Transient shifts in frontal and parietal circuits scale with enhanced visual feedback and changes in force variability and error

When subjects perform a learned motor task with increased visual gain, error and variability are reduced. Neuroimaging studies have identified a corresponding increase in activity in parietal cortex, premotor cortex, primary motor cortex, and extrastriate visual cortex. Much less is understood about the neural processes that underlie the immediate transition from low to high visual gain within a trial. This study used 128-channel electroencephalography to measure cortical activity during a visually guided precision grip task, in which the gain of the visual display was changed during the task. Force variability during the transition from low to high visual gain was characterized by an inverted U-shape, whereas force error decreased from low to high gain.
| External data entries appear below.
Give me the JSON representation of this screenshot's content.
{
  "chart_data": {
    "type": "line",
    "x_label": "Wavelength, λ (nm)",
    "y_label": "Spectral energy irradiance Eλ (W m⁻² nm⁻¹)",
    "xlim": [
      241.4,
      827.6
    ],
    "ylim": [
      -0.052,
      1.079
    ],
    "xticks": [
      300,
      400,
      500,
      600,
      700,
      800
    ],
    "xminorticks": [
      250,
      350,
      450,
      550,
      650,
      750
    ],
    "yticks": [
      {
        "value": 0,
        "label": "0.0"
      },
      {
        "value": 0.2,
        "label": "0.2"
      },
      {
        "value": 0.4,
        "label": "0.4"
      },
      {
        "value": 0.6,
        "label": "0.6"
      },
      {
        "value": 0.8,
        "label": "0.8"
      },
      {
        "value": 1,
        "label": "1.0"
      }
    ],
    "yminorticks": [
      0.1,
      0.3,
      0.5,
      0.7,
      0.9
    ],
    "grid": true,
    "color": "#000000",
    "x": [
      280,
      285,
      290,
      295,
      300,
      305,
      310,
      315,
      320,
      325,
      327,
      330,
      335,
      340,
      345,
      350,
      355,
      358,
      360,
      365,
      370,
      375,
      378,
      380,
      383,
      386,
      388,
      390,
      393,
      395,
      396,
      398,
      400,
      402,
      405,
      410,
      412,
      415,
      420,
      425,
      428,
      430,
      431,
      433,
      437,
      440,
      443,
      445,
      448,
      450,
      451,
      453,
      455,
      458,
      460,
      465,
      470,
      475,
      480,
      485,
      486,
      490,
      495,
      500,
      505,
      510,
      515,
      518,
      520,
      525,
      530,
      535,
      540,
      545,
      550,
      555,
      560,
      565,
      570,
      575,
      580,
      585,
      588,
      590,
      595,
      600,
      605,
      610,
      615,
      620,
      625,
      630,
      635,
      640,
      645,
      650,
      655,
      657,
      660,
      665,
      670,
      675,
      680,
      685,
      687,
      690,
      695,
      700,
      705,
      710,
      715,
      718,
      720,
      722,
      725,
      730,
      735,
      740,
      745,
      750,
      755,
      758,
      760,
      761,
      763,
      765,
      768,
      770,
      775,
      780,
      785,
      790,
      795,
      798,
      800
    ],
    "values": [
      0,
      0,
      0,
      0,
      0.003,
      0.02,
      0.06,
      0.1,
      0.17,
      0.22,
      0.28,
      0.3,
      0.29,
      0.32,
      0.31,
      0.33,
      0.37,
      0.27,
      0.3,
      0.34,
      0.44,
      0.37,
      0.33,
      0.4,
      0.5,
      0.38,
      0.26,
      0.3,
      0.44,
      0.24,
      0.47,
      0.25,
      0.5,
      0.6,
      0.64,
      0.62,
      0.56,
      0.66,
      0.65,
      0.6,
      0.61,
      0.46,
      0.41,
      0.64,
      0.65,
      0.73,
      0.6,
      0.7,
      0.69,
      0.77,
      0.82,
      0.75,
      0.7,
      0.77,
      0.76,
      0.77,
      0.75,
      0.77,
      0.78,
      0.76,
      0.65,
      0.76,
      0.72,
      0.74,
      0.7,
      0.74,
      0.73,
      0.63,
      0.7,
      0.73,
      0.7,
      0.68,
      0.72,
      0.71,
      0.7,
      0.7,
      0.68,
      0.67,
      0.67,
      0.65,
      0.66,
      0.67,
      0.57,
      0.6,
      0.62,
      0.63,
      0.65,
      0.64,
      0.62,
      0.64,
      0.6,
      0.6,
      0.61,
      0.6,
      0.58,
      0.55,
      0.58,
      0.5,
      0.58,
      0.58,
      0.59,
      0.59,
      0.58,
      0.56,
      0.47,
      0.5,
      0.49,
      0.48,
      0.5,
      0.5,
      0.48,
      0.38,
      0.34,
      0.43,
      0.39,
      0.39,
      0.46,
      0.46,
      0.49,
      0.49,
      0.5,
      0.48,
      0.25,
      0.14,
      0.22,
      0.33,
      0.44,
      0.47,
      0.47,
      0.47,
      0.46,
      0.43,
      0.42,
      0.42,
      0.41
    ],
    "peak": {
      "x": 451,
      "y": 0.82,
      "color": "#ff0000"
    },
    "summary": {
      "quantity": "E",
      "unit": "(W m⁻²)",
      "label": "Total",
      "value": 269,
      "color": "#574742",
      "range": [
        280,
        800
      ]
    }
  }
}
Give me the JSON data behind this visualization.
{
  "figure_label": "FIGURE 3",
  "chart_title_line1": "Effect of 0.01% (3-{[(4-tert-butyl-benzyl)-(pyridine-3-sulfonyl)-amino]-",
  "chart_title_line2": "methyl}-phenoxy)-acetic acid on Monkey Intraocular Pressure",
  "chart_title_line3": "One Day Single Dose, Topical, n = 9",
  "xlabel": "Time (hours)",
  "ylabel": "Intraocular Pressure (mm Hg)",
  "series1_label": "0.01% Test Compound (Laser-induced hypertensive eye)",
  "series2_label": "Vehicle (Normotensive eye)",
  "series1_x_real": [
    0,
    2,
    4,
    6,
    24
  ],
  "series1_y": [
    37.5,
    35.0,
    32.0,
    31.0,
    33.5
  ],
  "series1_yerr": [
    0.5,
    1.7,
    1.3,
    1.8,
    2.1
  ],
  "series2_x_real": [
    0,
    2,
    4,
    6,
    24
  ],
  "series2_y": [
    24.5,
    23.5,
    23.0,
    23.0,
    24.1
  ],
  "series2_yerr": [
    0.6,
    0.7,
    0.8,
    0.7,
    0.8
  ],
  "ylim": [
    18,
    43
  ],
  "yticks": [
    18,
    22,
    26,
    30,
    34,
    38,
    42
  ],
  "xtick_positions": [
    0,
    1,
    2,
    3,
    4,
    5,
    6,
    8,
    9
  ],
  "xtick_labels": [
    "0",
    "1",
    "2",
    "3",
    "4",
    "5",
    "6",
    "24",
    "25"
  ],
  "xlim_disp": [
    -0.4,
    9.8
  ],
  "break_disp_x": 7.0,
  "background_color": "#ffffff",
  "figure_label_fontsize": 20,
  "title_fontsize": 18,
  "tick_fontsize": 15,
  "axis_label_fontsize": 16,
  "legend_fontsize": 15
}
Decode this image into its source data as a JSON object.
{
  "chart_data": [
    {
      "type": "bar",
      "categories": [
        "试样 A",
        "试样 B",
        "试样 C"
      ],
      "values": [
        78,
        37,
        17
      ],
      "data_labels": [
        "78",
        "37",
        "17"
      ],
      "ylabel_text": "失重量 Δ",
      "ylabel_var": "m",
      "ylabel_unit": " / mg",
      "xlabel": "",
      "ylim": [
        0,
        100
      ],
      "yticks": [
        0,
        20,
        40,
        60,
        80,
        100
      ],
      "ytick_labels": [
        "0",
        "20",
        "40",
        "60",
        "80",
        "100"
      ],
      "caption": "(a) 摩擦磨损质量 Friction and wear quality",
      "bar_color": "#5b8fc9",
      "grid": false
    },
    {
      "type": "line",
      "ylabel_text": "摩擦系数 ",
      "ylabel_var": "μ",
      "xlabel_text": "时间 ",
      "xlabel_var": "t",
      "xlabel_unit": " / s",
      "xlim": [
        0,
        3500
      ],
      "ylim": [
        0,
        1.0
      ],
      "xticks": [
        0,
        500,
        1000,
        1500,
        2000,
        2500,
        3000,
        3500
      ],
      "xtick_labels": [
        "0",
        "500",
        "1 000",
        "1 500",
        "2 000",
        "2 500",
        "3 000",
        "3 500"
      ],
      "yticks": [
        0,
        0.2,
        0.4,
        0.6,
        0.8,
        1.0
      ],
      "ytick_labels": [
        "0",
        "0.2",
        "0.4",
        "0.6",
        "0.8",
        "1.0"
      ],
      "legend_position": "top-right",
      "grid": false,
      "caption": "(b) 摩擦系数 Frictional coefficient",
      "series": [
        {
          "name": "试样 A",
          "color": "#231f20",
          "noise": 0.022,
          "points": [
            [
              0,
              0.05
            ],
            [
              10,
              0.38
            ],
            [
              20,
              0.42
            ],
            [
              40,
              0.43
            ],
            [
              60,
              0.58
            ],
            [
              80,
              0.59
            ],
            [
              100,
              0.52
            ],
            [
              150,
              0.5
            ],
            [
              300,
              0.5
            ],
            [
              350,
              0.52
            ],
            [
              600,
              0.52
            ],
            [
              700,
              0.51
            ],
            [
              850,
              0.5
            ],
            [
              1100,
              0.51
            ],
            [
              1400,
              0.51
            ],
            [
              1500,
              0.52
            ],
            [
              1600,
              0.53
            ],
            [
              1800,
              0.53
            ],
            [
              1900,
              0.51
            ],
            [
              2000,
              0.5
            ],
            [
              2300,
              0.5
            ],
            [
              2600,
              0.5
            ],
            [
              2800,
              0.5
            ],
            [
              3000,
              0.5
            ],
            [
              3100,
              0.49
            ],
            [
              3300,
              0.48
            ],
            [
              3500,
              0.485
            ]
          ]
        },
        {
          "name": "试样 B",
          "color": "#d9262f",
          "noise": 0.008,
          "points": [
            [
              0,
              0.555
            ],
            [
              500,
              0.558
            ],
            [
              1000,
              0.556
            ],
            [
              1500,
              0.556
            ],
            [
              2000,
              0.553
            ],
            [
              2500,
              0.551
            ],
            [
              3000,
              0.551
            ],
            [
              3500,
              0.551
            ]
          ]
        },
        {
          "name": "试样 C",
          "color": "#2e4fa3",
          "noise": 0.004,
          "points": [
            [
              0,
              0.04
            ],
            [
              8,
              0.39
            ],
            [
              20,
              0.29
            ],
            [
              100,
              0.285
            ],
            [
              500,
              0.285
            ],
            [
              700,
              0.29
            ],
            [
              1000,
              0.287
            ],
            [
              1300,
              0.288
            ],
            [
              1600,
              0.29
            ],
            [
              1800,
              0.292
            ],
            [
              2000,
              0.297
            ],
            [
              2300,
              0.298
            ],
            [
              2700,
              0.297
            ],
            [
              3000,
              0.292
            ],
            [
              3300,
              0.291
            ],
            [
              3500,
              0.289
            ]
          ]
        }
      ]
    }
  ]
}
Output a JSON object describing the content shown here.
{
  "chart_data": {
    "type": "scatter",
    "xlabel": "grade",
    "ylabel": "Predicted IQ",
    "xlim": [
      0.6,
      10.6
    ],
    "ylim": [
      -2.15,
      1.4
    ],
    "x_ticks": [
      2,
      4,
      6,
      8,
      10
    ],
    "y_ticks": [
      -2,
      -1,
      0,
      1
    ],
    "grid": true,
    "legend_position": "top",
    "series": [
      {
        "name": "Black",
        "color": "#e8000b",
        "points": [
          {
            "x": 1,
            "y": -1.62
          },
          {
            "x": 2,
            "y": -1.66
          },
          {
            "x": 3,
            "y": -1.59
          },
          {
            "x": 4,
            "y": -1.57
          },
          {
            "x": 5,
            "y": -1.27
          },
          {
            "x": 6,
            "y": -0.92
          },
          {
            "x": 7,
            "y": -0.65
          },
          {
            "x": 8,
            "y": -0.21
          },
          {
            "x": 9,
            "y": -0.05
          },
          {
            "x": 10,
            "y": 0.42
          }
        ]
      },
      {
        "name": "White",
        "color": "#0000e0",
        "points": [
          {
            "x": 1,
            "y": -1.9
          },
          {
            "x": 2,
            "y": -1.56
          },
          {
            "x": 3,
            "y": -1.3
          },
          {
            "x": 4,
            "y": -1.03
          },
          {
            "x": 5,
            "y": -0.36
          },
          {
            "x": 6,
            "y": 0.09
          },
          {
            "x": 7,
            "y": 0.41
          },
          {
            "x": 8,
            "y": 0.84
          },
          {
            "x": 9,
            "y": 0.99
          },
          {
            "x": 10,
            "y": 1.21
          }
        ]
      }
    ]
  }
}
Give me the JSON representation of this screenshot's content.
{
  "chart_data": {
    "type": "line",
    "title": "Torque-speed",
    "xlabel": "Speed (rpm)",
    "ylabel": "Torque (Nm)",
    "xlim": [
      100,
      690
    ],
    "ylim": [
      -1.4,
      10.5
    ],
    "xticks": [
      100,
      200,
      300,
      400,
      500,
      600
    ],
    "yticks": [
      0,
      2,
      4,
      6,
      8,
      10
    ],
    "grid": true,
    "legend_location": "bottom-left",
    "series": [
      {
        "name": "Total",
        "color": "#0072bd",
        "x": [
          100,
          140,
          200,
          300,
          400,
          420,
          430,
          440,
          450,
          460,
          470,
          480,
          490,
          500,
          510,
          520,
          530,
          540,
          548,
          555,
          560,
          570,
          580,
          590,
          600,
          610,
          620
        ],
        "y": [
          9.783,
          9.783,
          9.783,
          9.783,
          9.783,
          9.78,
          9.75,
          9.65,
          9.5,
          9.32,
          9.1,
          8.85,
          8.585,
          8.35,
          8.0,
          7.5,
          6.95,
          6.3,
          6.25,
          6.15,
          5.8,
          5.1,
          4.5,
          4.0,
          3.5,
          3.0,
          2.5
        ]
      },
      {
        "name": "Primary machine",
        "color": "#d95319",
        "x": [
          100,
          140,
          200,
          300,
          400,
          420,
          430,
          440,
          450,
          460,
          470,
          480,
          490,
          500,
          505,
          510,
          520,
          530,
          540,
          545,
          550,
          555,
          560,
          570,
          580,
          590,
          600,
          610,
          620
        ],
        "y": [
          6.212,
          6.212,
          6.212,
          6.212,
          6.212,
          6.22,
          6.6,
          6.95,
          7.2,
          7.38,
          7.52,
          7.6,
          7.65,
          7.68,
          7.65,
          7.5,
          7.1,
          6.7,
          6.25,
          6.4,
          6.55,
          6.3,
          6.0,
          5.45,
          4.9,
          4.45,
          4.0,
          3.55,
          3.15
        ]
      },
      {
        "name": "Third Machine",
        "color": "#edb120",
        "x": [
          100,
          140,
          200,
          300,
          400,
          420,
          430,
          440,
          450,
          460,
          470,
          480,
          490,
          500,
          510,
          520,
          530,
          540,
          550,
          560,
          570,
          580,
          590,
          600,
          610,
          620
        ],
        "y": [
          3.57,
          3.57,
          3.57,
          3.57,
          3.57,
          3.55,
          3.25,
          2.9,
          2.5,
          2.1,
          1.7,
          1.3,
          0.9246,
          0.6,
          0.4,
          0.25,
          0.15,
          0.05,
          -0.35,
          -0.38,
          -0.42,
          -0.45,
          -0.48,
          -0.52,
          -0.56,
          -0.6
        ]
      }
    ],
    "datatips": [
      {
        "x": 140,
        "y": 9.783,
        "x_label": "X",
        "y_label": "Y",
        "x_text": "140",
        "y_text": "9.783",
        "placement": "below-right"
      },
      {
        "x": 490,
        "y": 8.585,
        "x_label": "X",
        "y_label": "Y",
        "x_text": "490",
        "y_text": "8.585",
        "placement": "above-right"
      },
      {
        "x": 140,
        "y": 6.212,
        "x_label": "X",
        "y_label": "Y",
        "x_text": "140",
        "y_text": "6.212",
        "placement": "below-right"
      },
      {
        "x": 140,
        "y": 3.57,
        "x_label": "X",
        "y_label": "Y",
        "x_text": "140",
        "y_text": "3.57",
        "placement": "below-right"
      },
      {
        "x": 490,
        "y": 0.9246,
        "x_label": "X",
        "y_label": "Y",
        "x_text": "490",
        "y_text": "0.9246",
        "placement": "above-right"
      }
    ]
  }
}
Source analysis identified cortical activity in the same structures previously identified using functional magnetic resonance imaging. Source analysis also identified a time-varying shift in the strongest source activity. Superior regions of the motor and parietal cortex had stronger source activity from 300 to 600 ms after the transition, whereas inferior regions of the extrastriate visual cortex had stronger source activity from 500 to 700 ms after the transition. Force variability and electrical activity were linearly related, with a positive relation in the parietal cortex and a negative relation in the frontal cortex. Force error was nonlinearly related to electrical activity in the parietal cortex and frontal cortex by a quadratic function. This is the first evidence that force variability and force error are systematically related to a time-varying shift in cortical activity in frontal and parietal cortex in response to enhanced visual gain.